The analysis of the structure–activity relationship of thiazole derivatives used in this review revealed that thiazole based thiazolidinones were moderate to good COX-1/LOX inhibitors. The most favorable substituents in benzene ring appeared to be 4-NO2, 3-NO2 and 3-Cl. Introduction of a methyl group in positions 4 and 5 of thiazole rings led to compounds with only COX-1 inhibitory activity. LOX activity was lost. The introduction of adamantanyl substituent in position 4 of thiazole ring showed good LOX inhibitory activity. Furthermore, the presence of 2-NO2, 4-NO2, 3-Cl, 4-Cl and 4-OH-3,5-OMe substituents in benzene rings increased LOX inhibition compared to unsubstituted rings. Introduction of 2 phenyl rings in positions 4,5 of thiazole rings led to COX-1/COX-2 inhibitors with the prevalence of COX-2 inhibition. The best activity against COX-2 was observed for compounds with bulky naphthalene group. Thiazolidinone derivatives with hydrazinocarbonyl pyrazolo benzensulfonamide group led to compounds with good COX-2 and moderate COX-1 potency. Introduction of phenylin position 4 of thiazolidin-4-one as well as benzensulfonamide group linked to nitrogen of the ring resulted in compounds with good COX-2 and moderate COX-1 activity. Linkage of two 3,4-dimethoxyphenylthiazolidine-4-one molecules together through the ethane link resulted in good COX-2 inhibitors with a high COX-1/COX-2 selectivity index.

The benzothiazole based thiazolidinones were much better as COX-1 inhibitors compared to thiazole-based thiazolidinones as well as better LOX inhibitors. The most favorable substituents on the benzene ring for COX-1 inhibition were 2-Cl, 4-Cl and 4-NO2,, while, for LOX, the substituents that improved activity were 2-NO2, 3-OH, 4-OH, 4-OMe, 4-OH, 3-OMe and 4-OH, 3,5-OMe. Replacement of the benzothiazole ring with benzoisothiazole resulted in less active compounds as COX-1 inhibitors, but substituents 2-NO2, 4-NO2, 4-Cl, 4-OH and 4-OH-3-OMe substantially increased the LOX activity.

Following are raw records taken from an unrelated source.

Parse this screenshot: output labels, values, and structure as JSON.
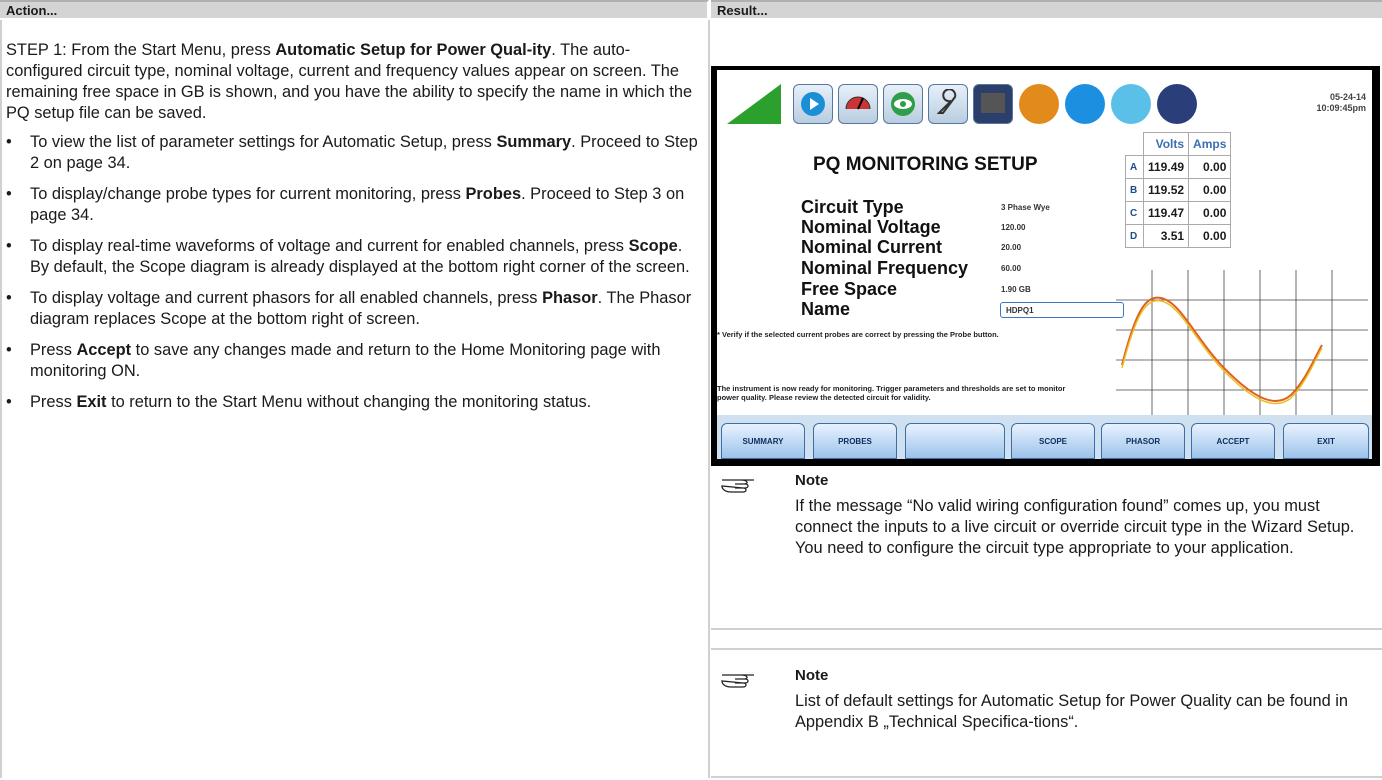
{
  "header": {
    "left": "Action...",
    "right": "Result..."
  },
  "step": {
    "prefix": "STEP 1: From the Start Menu, press ",
    "bold": "Automatic Setup for Power Qual-ity",
    "suffix": ". The auto- configured circuit type, nominal voltage, current and frequency values appear on screen. The remaining free space in GB is shown, and you have the ability to specify the name in which the PQ setup file can be saved."
  },
  "bullets": [
    {
      "pre": "To view the list of parameter settings for Automatic Setup, press ",
      "bold": "Summary",
      "post": ". Proceed to Step 2 on page 34."
    },
    {
      "pre": "To display/change probe types for current monitoring, press ",
      "bold": "Probes",
      "post": ". Proceed to Step 3 on page 34."
    },
    {
      "pre": "To display real-time waveforms of voltage and current for enabled channels, press ",
      "bold": "Scope",
      "post": ". By default, the Scope diagram is already displayed at the bottom right corner of the screen."
    },
    {
      "pre": "To display voltage and current phasors for all enabled channels, press ",
      "bold": "Phasor",
      "post": ". The Phasor diagram replaces Scope at the bottom right of screen."
    },
    {
      "pre": "Press ",
      "bold": "Accept",
      "post": " to save any changes made and return to the Home Monitoring page with monitoring ON."
    },
    {
      "pre": "Press ",
      "bold": "Exit",
      "post": " to return to the Start Menu without changing the monitoring status."
    }
  ],
  "device": {
    "date": "05-24-14",
    "time": "10:09:45pm",
    "title": "PQ MONITORING SETUP",
    "params": [
      {
        "label": "Circuit Type",
        "value": "3 Phase Wye"
      },
      {
        "label": "Nominal Voltage",
        "value": "120.00"
      },
      {
        "label": "Nominal Current",
        "value": "20.00"
      },
      {
        "label": "Nominal Frequency",
        "value": "60.00"
      },
      {
        "label": "Free Space",
        "value": "1.90 GB"
      },
      {
        "label": "Name",
        "value": "HDPQ1"
      }
    ],
    "table": {
      "headers": [
        "Volts",
        "Amps"
      ],
      "rows": [
        {
          "ch": "A",
          "volts": "119.49",
          "amps": "0.00"
        },
        {
          "ch": "B",
          "volts": "119.52",
          "amps": "0.00"
        },
        {
          "ch": "C",
          "volts": "119.47",
          "amps": "0.00"
        },
        {
          "ch": "D",
          "volts": "3.51",
          "amps": "0.00"
        }
      ]
    },
    "msg1": "* Verify if the selected current probes are correct by pressing the Probe button.",
    "msg2a": "The instrument is now ready for monitoring. Trigger parameters and thresholds are set to monitor",
    "msg2b": "power quality. Please review the detected circuit for validity.",
    "softkeys": [
      "SUMMARY",
      "PROBES",
      "",
      "SCOPE",
      "PHASOR",
      "ACCEPT",
      "EXIT"
    ],
    "colors": {
      "screen_bg": "#ffffff",
      "accent": "#3a79c0",
      "trace1": "#e06020",
      "trace2": "#e8c020"
    }
  },
  "notes": [
    {
      "head": "Note",
      "text": "If the message “No valid wiring configuration found” comes up, you must connect the inputs to a live circuit or override circuit type in the Wizard Setup. You need to configure the circuit type appropriate to your application."
    },
    {
      "head": "Note",
      "text": "List of default settings for Automatic Setup for Power Quality can be found in Appendix B „Technical Specifica-tions“."
    }
  ]
}
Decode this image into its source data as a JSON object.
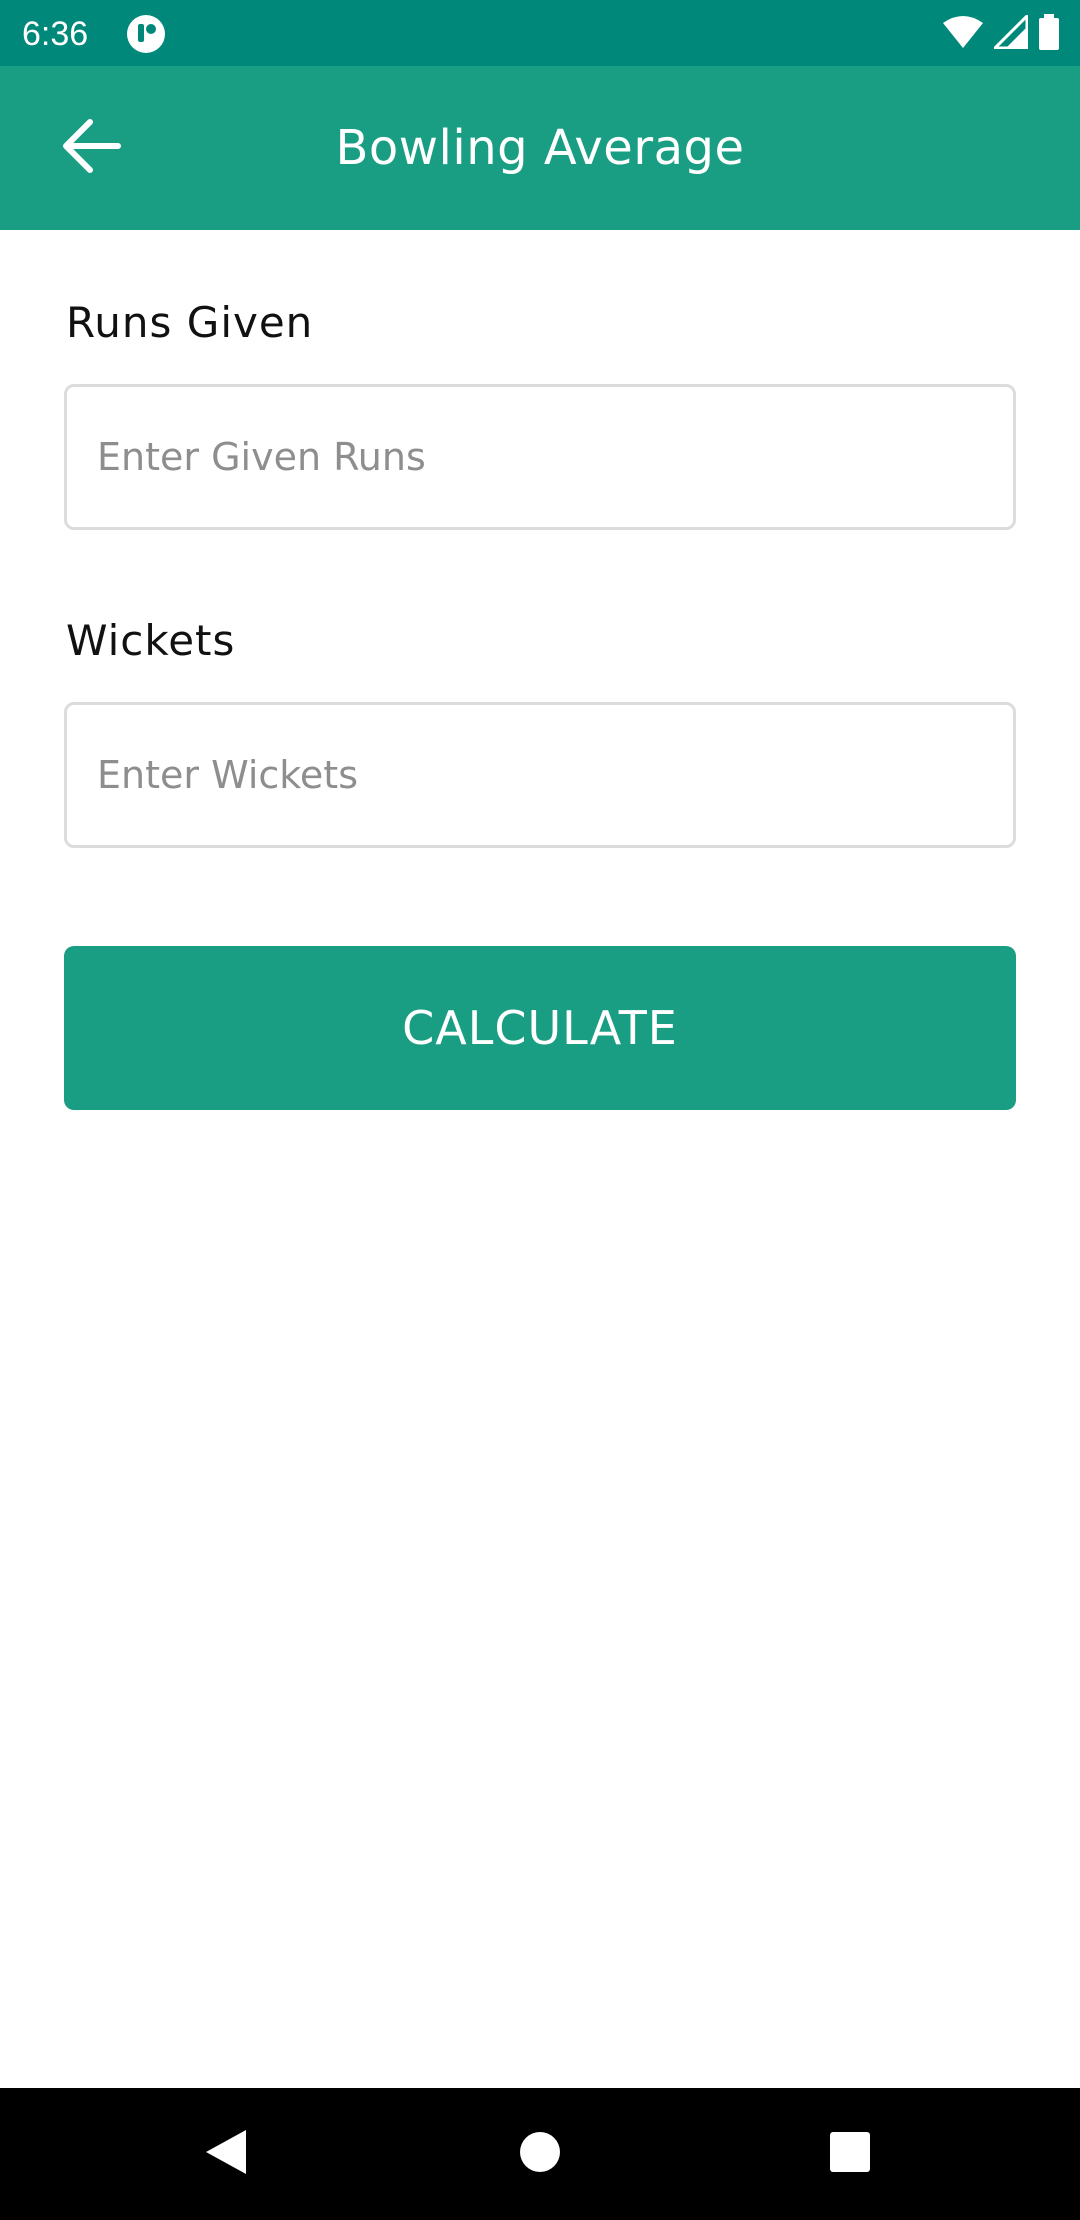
{
  "status_bar": {
    "time": "6:36",
    "background_color": "#00897b",
    "icons": [
      "app-notification-icon",
      "wifi-icon",
      "cell-signal-icon",
      "battery-icon"
    ]
  },
  "app_bar": {
    "title": "Bowling Average",
    "back_icon": "arrow-left-icon",
    "background_color": "#1a9e83"
  },
  "form": {
    "runs": {
      "label": "Runs Given",
      "value": "",
      "placeholder": "Enter Given Runs"
    },
    "wickets": {
      "label": "Wickets",
      "value": "",
      "placeholder": "Enter Wickets"
    },
    "calculate_label": "CALCULATE"
  },
  "nav_bar": {
    "icons": [
      "back-triangle-icon",
      "home-circle-icon",
      "recents-square-icon"
    ]
  }
}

It was observed that, in general, the hybride molecules with thiazole and other heterocycles with bulky and lipophilic substituents expressed good COX-2 inhibitory potency. The same good activity resulted from a combination of thiazole with celecoxib, as well as phenyl substituted fused thiazole derivatives.

5. Conclusions

Over recent decades, much effort was dedicated to the development of new COX/LOX inhibitors. Specifically, there is a significant amount of publications concerning the synthesis and evaluation of thiazoles and thiazolidinones with potential COX/LOX inhibitory activity. Nevertheless, although a great amount of synthesized compounds were found to be potent as COX/LOX inhibitors, only a portion of them revealed a safer pharmacological profile, compared to marketed anti-inflammatory drugs. However, from the above-mentioned studies, it is clear that thiazole and thiazolidinone derivatives can be promising targets for future research in the field of COX/LOX inhibitors in order to discover new, more effective and safer anti-inflammatory drugs.